Dafür fing der Forscher im Norden Dänemarks männliche Tiere und teilte sie in vier Gruppen. Der ersten Gruppe schnitt er die äußeren Schwanzfedern ab, kürzte sie ein wenig und klebte sie dann mit Sekundenkleber wieder an. Der zweiten Gruppe schnitt er ebenfalls die Federn ab, fügte dann aber ein Stück Feder hinzu, sodass ihre Schwanzfedern länger wurden. Der dritten Gruppe schnitt er die Federn ab und klebte sie direkt wieder an, um zu überprüfen, ob die Klebestelle das Experiment beeinflusst. Die vierte Gruppe behielt intakte Federn. Dann beobachtete er die Tiere. Tatsächlich: Die Männchen mit den verlängerten Schwanzfedern finden schneller ein Weibchen als die mit den gekürzten Federn.

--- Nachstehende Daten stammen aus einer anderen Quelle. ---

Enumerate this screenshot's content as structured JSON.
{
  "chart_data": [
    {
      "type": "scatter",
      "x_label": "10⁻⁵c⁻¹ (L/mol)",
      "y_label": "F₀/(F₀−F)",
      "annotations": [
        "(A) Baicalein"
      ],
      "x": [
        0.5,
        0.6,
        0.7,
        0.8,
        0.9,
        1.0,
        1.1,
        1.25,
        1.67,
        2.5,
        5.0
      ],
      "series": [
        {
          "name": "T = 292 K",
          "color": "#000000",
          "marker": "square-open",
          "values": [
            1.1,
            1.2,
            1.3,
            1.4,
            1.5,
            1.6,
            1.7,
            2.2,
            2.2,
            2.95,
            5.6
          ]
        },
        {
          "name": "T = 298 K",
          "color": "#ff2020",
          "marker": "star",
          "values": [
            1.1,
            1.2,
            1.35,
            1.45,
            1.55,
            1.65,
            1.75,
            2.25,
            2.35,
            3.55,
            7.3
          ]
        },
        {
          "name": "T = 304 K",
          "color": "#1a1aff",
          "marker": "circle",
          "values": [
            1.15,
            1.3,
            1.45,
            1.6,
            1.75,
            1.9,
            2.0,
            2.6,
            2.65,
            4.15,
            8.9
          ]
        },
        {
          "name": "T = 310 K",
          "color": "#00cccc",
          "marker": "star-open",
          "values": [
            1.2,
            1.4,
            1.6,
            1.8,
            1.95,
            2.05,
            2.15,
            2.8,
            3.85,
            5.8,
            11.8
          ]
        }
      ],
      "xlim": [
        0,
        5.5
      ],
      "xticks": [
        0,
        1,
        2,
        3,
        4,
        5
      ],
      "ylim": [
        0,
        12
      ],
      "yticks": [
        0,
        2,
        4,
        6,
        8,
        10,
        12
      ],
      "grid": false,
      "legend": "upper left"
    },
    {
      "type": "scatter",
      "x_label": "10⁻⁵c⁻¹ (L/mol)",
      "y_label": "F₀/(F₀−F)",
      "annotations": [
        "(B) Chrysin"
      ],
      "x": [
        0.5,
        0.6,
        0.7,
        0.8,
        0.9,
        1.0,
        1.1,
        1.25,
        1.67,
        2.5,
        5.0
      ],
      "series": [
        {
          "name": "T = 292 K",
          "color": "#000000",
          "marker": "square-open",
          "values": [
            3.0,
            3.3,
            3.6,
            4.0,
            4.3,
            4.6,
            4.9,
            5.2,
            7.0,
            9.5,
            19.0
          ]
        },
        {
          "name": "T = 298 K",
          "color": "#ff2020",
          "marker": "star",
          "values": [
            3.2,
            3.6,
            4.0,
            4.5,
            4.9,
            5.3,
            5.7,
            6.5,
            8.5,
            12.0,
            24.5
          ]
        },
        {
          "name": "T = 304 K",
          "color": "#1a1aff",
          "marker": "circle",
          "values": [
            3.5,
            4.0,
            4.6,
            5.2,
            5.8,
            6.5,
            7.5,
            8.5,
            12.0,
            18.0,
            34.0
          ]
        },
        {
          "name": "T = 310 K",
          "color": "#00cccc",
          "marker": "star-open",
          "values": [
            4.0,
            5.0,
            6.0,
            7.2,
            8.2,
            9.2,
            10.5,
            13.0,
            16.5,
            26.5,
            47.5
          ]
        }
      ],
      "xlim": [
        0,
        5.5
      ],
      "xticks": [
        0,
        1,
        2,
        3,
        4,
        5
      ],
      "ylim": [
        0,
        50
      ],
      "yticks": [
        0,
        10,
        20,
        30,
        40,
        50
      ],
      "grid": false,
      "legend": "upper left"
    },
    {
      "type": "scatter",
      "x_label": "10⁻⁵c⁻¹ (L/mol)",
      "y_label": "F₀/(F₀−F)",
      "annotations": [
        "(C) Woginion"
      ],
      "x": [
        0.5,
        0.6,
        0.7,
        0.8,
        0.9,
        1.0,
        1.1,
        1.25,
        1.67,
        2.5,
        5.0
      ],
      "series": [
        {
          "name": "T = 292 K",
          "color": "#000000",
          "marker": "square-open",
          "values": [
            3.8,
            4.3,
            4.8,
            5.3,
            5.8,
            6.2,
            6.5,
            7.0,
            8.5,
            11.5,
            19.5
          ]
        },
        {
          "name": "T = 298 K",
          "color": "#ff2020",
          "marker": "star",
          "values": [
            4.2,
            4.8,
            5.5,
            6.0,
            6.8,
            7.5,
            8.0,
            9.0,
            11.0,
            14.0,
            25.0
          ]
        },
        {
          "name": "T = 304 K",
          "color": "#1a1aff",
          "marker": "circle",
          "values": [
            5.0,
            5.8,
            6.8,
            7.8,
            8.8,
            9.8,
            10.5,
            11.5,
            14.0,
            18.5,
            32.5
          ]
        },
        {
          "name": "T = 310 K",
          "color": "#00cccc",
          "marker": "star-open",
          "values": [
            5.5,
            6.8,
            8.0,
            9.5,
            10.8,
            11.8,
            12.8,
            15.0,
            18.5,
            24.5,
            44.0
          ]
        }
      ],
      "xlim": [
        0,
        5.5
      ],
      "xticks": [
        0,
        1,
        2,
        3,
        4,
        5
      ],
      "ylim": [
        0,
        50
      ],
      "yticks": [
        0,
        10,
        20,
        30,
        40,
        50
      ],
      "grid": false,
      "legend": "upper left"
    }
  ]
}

„Es klingt etwas verrückt, aber es ist ein sehr elegantes Experiment“, sagt Wenfei Tong, promovierte Biologin, Künstlerin und Autorin der Bücher „Bird Love“ und „Understanding Bird Behavior“. „Das Experiment wurde dann in Nordamerika wiederholt. Die Forschenden fanden heraus, dass die Schwanzlänge dort keinen Einfluss auf den Erfolg der männlichen Rauchschwalben hatte. Stattdessen kam es darauf an, wie rot die Brustfedern waren.“
Farbenpracht durch Lichtreflexion
Vögel haben verschiedene Strategien, um sich gegenseitig zu beeindrucken. Sie singen, tanzen, bauen aufwendige Gebilde – und zeigen ihr Gefieder. Die Paradiesvögel sind dafür besonders berühmt. Ausladende Schwanzfedern, gekringelte Federn, bis zu 50 Zentimeter lange Kopffedern; leuchtend blau, knallrot, schimmernd grün, zitronengelb, mandarinenorange. In den Tropen sind die Vögel am farbenfrohsten. Der Pracht-Kragenparadiesvogel etwa spreizt bei der Balz seine Federn zu einem schwarzen ovalen Kamm und streckt das schillernd blaue Brustgefieder heraus. Wie ein breit grinsender Smiley sieht er aus, während er vor dem Weibchen hin und her hüpft.
Die schwarzen Federn des Pracht-Kragenparadiesvogels sind besonders modifiziert und reflektieren extrem wenig Licht. Das Schwarz kommt nah an das künstlich hergestellte dunkelste Schwarz heran. Der Kontrast sorgt dafür, dass das Blau besonders während der Balz leuchtend hervorsticht. Das könnte der Grund dafür sein, dass die Vögel diese besonderen Federn entwickelt haben, schlagen Forschende um Dakota E. McCoy von der Harvard University als Erklärung vor.